Kolega Zbigniew Grata zreferował stan zaawansowania zbiórki pieniędzy na pomnik J. Korzeniowskiego, który ma w przyszłości stanąć w Brzegu.
Po krótkiej przerwie wszyscy uczestnicy spotkali się na uroczystej kolacji przy świecach i lampce szampana. Spotkanie to jest zawsze okazją do wspomnień, wspólnych śpiewów i serdecznych rozmów, przeciągających się do późnych godzin wieczornych. Tradycyjnie zakończyliśmy je, trzymając się w kręgu za ręce, starą harcerską pieśnią: "Idzie noc... Bóg jest tuż."
31 maj
Przedpołudnie wtorkowe wypełniła dyskusja nad dalszą działalnością Koła. Wobec rezygnacji z powodu zaawansowanego wieku i stanu zdrowia dotychczasowego zespołu organizacyjnego, zaistniała konieczność wyboru następców, gdyż wszyscy byli zgodni, że Koło musi istnieć i zjazdy muszą odbywać się nadal. Wybory odbyły się w bardzo pogodnej atmosferze. Zaproponowany Zygmunt Huzarski z Legnicy wyraził zgodę na przejęcie obowiązków od Krysi Milerskiej, Jolanta Grata-Wróblewska przejmie sprawy finansowe od Danusi Bazielich-Sirko, a Elżbietę Muszyńską-Gratę zastąpi Joanna Nasiek-Karpacka.
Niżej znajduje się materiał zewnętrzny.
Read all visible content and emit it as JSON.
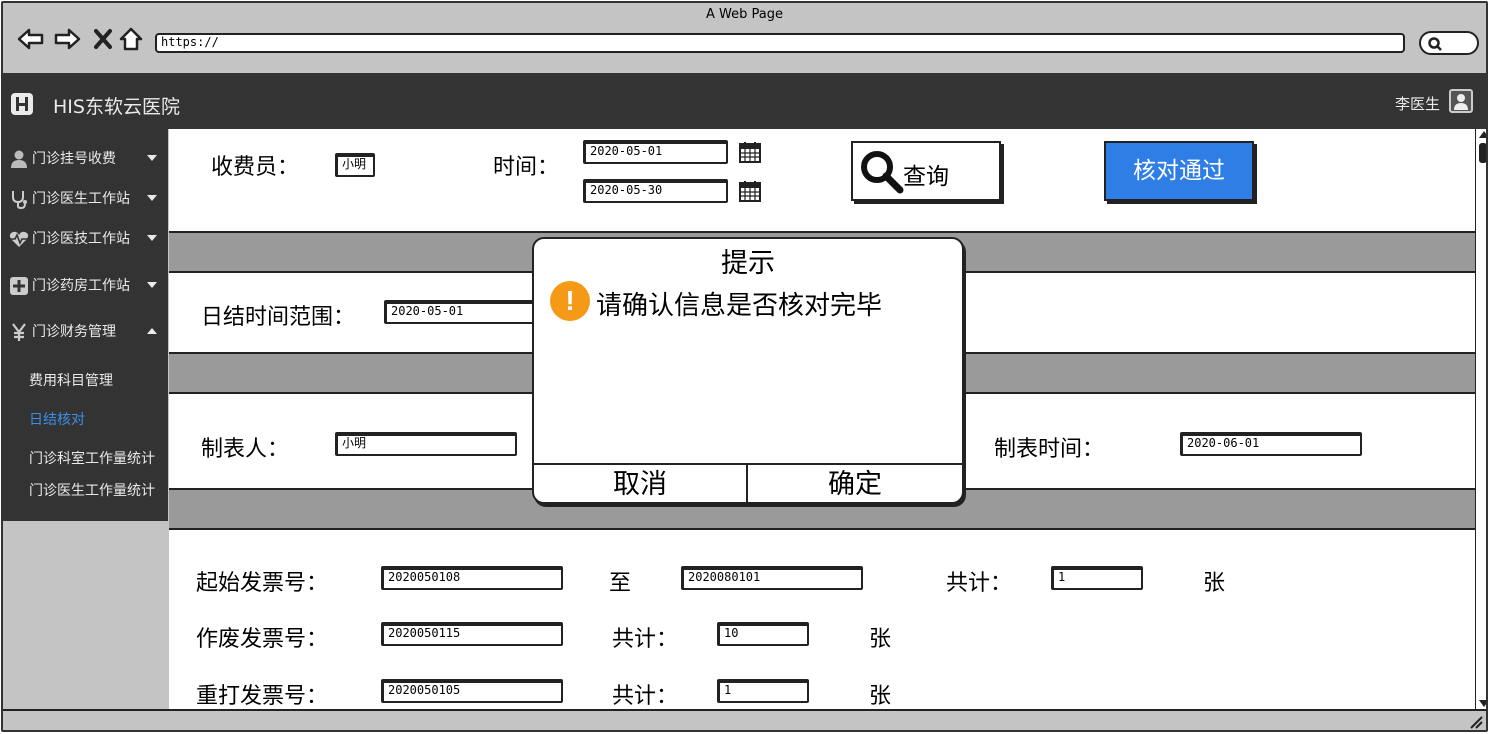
{
  "browser": {
    "window_title": "A Web Page",
    "url": "https://"
  },
  "header": {
    "app_title": "HIS东软云医院",
    "user_name": "李医生"
  },
  "sidebar": {
    "items": [
      {
        "label": "门诊挂号收费",
        "icon": "user-doctor-icon"
      },
      {
        "label": "门诊医生工作站",
        "icon": "stethoscope-icon"
      },
      {
        "label": "门诊医技工作站",
        "icon": "heartbeat-icon"
      },
      {
        "label": "门诊药房工作站",
        "icon": "plus-square-icon"
      },
      {
        "label": "门诊财务管理",
        "icon": "yen-icon"
      }
    ],
    "sub_items": [
      {
        "label": "费用科目管理"
      },
      {
        "label": "日结核对"
      },
      {
        "label": "门诊科室工作量统计"
      },
      {
        "label": "门诊医生工作量统计"
      }
    ]
  },
  "query_bar": {
    "cashier_label": "收费员：",
    "cashier_value": "小明",
    "time_label": "时间：",
    "start_date": "2020-05-01",
    "end_date": "2020-05-30",
    "query_button": "查询",
    "approve_button": "核对通过"
  },
  "settlement": {
    "range_label": "日结时间范围：",
    "range_start": "2020-05-01"
  },
  "report": {
    "maker_label": "制表人：",
    "maker_value": "小明",
    "time_label": "制表时间：",
    "time_value": "2020-06-01"
  },
  "invoices": {
    "start_label": "起始发票号：",
    "start_from": "2020050108",
    "to_label": "至",
    "start_to": "2020080101",
    "total_label": "共计：",
    "start_total": "1",
    "unit": "张",
    "void_label": "作废发票号：",
    "void_value": "2020050115",
    "void_total": "10",
    "reprint_label": "重打发票号：",
    "reprint_value": "2020050105",
    "reprint_total": "1"
  },
  "modal": {
    "title": "提示",
    "message": "请确认信息是否核对完毕",
    "cancel": "取消",
    "confirm": "确定"
  },
  "colors": {
    "dark_bar": "#333333",
    "accent_blue": "#2f7ee6",
    "warning_orange": "#f59a16"
  }
}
Prowadzenie zjazdów i dalszych kontaktów z Brodami podjął się Wacek Fastnacht. Córka Stasi Valis obiecała pomóc przy organizacji zjazdów. Osoby odchodzące zadeklarowały daleko idącą pomoc i współpracę z nowowybranymi. Uczestnicy Zjazdu jednogłośnie zatwierdzili nowy zespół kierowniczy, oklaskami dziękując za podjęcie się przez nich dalszego prowadzenia działalności Koła.
Joanna Nasiek w imieniu nowowybranych podziękowała koleżankom Danusi Bazielich, Krysi Milerskiej, Eli Muszyńskiej i koledze Wackowi Fastnachtowi za dotychczasową pracę włożoną w działalność Koła i przygotowanie XIII Zjazdu.